The combined relaxation, energy minimization and dynamic LLG, for simpler cases, as this one, can be simplified by using only the energy minimization in a while loop, so that in case the convergence failed, with a small additional noise will try it again. Such, the FMR spectra will be obtained much faster and is always worth starting such. In case the spectra is noisy, use the combined solution and show above.
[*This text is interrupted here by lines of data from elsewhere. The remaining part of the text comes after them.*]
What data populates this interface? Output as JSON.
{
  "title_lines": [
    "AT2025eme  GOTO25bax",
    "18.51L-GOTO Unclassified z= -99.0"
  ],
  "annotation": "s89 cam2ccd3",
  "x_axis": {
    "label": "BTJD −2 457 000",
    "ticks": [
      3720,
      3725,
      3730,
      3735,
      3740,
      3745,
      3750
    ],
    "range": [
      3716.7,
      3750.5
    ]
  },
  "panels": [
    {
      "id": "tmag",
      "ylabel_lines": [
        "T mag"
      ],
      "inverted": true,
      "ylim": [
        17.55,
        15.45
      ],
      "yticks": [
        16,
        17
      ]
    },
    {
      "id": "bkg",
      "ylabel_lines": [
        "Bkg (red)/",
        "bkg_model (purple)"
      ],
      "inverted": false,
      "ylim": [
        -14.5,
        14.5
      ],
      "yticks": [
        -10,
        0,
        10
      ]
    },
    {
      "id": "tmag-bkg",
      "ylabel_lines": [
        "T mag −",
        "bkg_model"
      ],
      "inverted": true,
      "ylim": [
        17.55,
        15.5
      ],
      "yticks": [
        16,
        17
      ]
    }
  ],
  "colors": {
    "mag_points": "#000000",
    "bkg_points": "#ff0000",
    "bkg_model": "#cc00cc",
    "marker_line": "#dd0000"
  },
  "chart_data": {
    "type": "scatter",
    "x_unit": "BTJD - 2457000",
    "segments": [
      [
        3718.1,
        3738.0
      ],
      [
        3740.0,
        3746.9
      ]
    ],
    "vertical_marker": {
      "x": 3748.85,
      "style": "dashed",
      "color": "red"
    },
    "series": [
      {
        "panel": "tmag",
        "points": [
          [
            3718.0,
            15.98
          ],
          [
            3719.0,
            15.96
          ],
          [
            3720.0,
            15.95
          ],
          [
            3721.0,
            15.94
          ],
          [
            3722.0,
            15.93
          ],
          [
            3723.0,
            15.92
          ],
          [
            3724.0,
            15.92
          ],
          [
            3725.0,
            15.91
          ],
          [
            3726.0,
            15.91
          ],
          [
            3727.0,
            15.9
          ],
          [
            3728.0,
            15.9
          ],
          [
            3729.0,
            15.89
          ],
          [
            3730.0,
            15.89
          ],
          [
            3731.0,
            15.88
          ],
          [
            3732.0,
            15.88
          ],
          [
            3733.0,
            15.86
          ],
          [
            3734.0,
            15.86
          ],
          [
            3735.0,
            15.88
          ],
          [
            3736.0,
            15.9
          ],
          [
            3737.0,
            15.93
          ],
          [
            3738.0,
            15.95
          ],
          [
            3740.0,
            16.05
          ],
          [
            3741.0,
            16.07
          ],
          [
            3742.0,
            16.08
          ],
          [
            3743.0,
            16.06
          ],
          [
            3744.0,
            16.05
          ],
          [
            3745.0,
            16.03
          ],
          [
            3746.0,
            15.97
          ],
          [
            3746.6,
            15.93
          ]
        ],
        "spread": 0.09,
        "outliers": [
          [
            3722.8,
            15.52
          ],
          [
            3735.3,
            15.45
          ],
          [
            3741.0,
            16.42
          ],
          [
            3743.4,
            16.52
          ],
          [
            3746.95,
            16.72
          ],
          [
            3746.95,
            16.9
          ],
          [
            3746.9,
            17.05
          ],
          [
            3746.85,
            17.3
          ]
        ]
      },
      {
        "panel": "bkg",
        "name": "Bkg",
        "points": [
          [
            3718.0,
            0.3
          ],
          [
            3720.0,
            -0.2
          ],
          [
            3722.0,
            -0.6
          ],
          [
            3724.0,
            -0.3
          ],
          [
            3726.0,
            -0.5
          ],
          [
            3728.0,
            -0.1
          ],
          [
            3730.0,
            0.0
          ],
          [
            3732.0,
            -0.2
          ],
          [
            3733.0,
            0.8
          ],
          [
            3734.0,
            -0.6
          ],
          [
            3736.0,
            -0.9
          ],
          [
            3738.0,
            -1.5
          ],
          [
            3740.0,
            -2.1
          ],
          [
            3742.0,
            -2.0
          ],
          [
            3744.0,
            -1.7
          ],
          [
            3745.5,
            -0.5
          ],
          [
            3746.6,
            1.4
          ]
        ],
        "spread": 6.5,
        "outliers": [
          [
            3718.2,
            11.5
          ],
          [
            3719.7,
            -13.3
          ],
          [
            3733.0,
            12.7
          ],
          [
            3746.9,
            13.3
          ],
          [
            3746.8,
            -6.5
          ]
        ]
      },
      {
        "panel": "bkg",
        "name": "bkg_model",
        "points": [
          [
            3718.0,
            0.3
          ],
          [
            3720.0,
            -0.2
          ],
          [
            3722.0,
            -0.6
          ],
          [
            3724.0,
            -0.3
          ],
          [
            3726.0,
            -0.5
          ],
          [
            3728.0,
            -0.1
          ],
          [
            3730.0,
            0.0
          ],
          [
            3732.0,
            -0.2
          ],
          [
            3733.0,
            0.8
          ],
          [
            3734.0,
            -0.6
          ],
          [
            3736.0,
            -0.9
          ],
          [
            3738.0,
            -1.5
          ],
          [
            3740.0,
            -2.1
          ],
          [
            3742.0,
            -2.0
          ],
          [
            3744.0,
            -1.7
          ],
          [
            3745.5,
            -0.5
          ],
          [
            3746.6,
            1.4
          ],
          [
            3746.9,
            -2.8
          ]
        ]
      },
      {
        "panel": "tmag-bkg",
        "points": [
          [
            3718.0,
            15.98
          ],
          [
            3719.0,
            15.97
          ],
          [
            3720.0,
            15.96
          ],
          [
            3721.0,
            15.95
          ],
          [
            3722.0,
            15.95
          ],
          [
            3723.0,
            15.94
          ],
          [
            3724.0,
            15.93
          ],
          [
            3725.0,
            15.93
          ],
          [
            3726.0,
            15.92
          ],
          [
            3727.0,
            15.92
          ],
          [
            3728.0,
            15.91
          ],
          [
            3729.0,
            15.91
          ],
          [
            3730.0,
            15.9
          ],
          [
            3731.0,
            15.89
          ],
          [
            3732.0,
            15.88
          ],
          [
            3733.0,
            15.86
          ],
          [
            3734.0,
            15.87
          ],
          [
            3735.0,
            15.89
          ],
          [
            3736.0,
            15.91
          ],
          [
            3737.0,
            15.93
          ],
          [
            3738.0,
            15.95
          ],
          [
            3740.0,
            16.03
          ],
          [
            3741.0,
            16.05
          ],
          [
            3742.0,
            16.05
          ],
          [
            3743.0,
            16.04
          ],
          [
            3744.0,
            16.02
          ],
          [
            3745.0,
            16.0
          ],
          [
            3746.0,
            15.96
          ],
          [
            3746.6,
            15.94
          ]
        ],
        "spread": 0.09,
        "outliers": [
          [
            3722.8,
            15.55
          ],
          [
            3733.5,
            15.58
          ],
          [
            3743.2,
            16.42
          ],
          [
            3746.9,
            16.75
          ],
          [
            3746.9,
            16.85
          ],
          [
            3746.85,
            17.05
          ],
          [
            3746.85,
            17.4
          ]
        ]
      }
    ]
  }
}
The code snippet for energy minimization only, is:

success = False
while not success:
    relaxation = tx.experiments.relax(
    sample,
    verbose=False,                  # surpress verbose console output
    set_initial_on_failure=False,    # store last step even on failure
    tolerance=1e-13,
    )
    success = relaxation.was_success

Plotting the results#

We can plot the obtained susceptibility using the plotly package. Note that the dynamic susceptibility is a complex quantity with real and imaginary parts corresponding to microwave dispersion and absorption, respectively. Here, we plot the real part, commonly shown from VNA FMR experiments.

[3]:
from plotly import graph_objects as go

fig = go.Figure()

fig.add_trace(
        go.Heatmap(
            x=static_field_range*1e3,
            y=absorb.microwave_frequency*1e-9,
            z=np.asarray(susceptibility_map).real,
            type="heatmap",
            transpose=True,
            coloraxis="coloraxis"
        ),
    )


fig.update_xaxes(title_text="External field (mT)", exponentformat="power")
fig.update_yaxes(title_text="Frequency (GHz)", exponentformat="power")



fig.update_layout(
        template="simple_white",
        height=600,
        width=600,
        hoverlabel={"bordercolor": "rgba(255,255,255,1)"},
    )

fig.layout.coloraxis.colorbar.title = "Re <i>&#967;</i>"
fig.layout.coloraxis.colorbar.exponentformat = "e"

fig.show(renderer="notebook") # Remove the renderer argument when running on your computer.